Move reflects changing nature of post production workflow.

AICE Executive Director Burke Moody (l.) and International Board President Tom Duff of Optimus, Chicago.

The AICE has updated and expanded its membership eligibility requirements to now include design, motion graphics and visual effects companies.  The change—in the works for several months—was recently announced by Tom Duff, President of Optimus in Chicago and President of the International Board of AICE, and by Burke Moody, AICE’s Executive Director.

Now eligible for membership in the post industry’s trade association will be motion graphics, design and visual effects companies, as well as the artists who work for them.  These include independent firms, as well as those related to or affiliated with existing post companies.

AICE’s general membership ranks include some 95 companies in cities across North America.  The association has chapters in New York, Los Angeles, Chicago, Detroit, Toronto, San Francisco, Boston, Dallas and Minneapolis.

The shift in membership eligibility is a reflection of the fact that AICE member companies have for some time been aggressively expanding the technology, services and talent they have to offer to the marketplace, according to Duff and Moody.  The membership expansion gives a voice to the design, motion graphics and visual effects companies that now comprise a large part of the post production world, they add.

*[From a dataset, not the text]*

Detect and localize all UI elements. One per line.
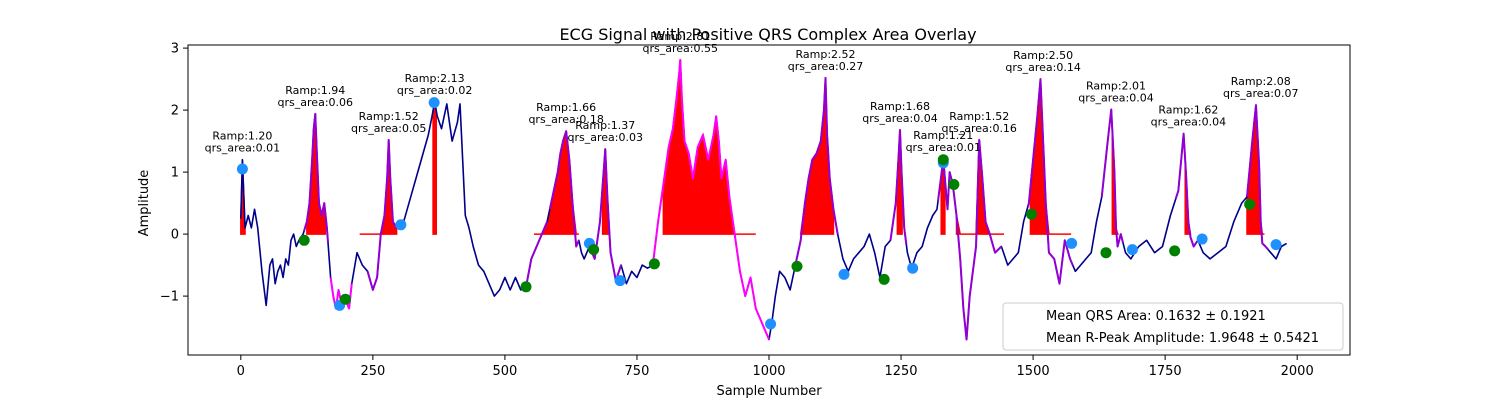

“An association is the people behind it,” says Duff, who also serves as President of the AICE Chicago Chapter.  “Editors have always been storytellers.  When a designer creates a spot that is all animation or effects, they're editors and storytellers, too. Opening the membership to these companies will give the organization more perspective.  We'll be better able to provide a more holistic set of programs and services to our members, and to the industry at large.”

Moody explains that move is a reflection of the current state of post production.  “This change more closely aligns our membership and its goals with the trends in the industry and the marketplace,” he comments.  “Design, motion graphics and visual effects companies tend to be post-production oriented.  Since many of our member companies already have in-house graphics, VFX and design departments—or have standalone design divisions—the board felt opening the membership to these companies made sense.”

Among the companies that fit the new criteria for AICE memberships—and in fact are currently AICE members are firms like the New York office of Superfad; the Chicago-based Protokulture; Pictures in a Row, based in L.A.; and Ntropic, which is based in San Francisco.  All are independent design and production studios, in that they’re not affiliated with or jointly owned by existing creative editorial studios. 

The inclusion of these companies says more about the changing scope of AICE’s mission than it does about how the world of post production has been redefined by new technologies and workflow processes, Moody explains.  “This is not about redefining post production,” he says.  “Rather, what are being redefined are the segments of the post production market AICE serves, and who our members are.  In the process, we’re becoming a broad-based post production trade association, rather than just a creative editorial trade association.  The result is that it opens the doors to more people in the same business.”

Industry response to the development has been characterized by Moody as very positive.  He points out that the recent joining of Protokulture in Chicago is a direct result of this initiative, and he has since fielded a number of membership inquiries from companies across the US since word first got out about the move.  “Everyone realized that this is where we are already,” he says about the new, wider tent for AICE.  “This represents the next step for our organization.”